Elio Savelli con una delle sue pregiate bottiglie nella propria azienda
Elio Savelli con una delle sue pregiate bottiglie nella propria azienda

Mondavio (Pesaro e Urbino), 11 maggio 2019 - Si è spento a 83 anni Elio Savelli, imprenditore appassionato e lungimirante, pioniere del biologico ed enologo sopraffino. La sua azienda agricola ‘Oasi Bellaluce’, sulle colline di Sant’Andrea di Suasa, è la realtà biologica più antica delle Marche, avviata dal padre Sesto nel 1920 e poi proseguita da lui con un amore sconfinato, «senza usare mai neppure un grammo di concimi chimici, diserbanti e disseccanti. Io, lungo i miei filari – raccontava – pianto il favino e poi faccio il sovescio, cioè lo taglio e lo interro per concimare in modo naturale, perché contiene fosforo, azoto e potassio».

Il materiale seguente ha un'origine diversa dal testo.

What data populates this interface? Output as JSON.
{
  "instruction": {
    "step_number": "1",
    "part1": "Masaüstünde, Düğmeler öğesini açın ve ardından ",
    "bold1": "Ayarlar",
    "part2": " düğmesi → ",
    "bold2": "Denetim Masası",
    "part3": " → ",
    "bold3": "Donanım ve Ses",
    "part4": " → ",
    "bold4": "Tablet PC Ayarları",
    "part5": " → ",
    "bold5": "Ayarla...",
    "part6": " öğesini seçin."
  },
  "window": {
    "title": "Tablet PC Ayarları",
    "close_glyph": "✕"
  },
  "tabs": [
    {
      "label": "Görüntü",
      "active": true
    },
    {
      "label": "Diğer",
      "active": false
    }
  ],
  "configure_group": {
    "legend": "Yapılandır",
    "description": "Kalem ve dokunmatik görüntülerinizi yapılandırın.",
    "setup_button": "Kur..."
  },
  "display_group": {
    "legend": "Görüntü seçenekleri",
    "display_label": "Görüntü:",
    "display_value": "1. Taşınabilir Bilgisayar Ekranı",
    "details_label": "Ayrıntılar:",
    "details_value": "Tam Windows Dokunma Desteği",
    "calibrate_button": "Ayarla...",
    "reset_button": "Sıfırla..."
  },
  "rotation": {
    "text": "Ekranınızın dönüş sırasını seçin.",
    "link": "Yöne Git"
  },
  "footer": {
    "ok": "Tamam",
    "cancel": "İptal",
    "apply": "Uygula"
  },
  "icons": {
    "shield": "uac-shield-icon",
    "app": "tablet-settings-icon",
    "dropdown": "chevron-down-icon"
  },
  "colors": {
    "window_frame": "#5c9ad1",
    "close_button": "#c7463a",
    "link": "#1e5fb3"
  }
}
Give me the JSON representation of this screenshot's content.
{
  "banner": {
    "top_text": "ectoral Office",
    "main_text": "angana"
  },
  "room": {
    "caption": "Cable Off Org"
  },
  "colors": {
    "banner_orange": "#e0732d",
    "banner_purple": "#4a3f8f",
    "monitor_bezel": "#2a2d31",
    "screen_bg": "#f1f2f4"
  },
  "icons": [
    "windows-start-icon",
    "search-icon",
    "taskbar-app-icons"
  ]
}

Tutta la sua azienda, di cui 5 ettari coltivati a vigneto e un’altra parte con piante di visciole (oltre 800), era ed è circondata da alte siepi, per evitare che eventuali sostanze chimiche utilizzate altrove possano essere trasportate dal vento nei terreni Bellaluce. E ‘Bellaluce’ è anche il nome che Savelli ha dato al suo vino bianco, prodotto accanto al rosso ‘Castelsuasa’ e al visciolato ‘Eliaccio’.

Nettari che hanno ottenuto premi importanti, come la Menzione d’Eccellenza a ‘Le Marche da Bere’, la medaglia d’argento al ‘BioBacchus’ e, per quanto riguarda il visciolato, il riconoscimento a Monaco di Baviera come miglior vino di visciole, col punteggio di 100 su 100. Perché i suoi prodotti sono apprezzati da tempo ben oltre i confini italiani, soprattutto in Germania e in Brasile. Un’altra eccellenza creata da Elio Savelli è il museo privato di ‘Storia, cultura e ambiente’, che è stato sempre visitabile gratuitamente su prenotazione: 350 pezzi legati al mondo agricolo dal 15esimo al 20esimo secolo. Aratri, birocci, trebbie, il trattore Bubba del 1938 (unico esemplare in Italia) e poi anche l’amatissima Ford Gp Military del 1941 con cui scorrazzava orgoglioso nei suoi terreni.

«Elio – sottolinea commosso il sommelier Otello Renzi – era un signore d’altri tempi. Un cultore del bio e un entusiasta straordinario. Io lo chiamavo il giovane di 80 anni. L’ho sentito una settimana fa e mi ha chiesto consigli su una nuova vigna che voleva impiantare. Davvero unico». I funerali di Savelli, che lascia i figli Luca, Laura, Lucia e Andrea, si svolgeranno oggi alle 15 nella chiesa di San Paolo Apostolo in Vallato di Fano (città dove abitava da tempo). La tumulazione avverrà però al cimitero di Sant’Andrea, paese d’origine, a poche centinaia di metri dalle sue vigne.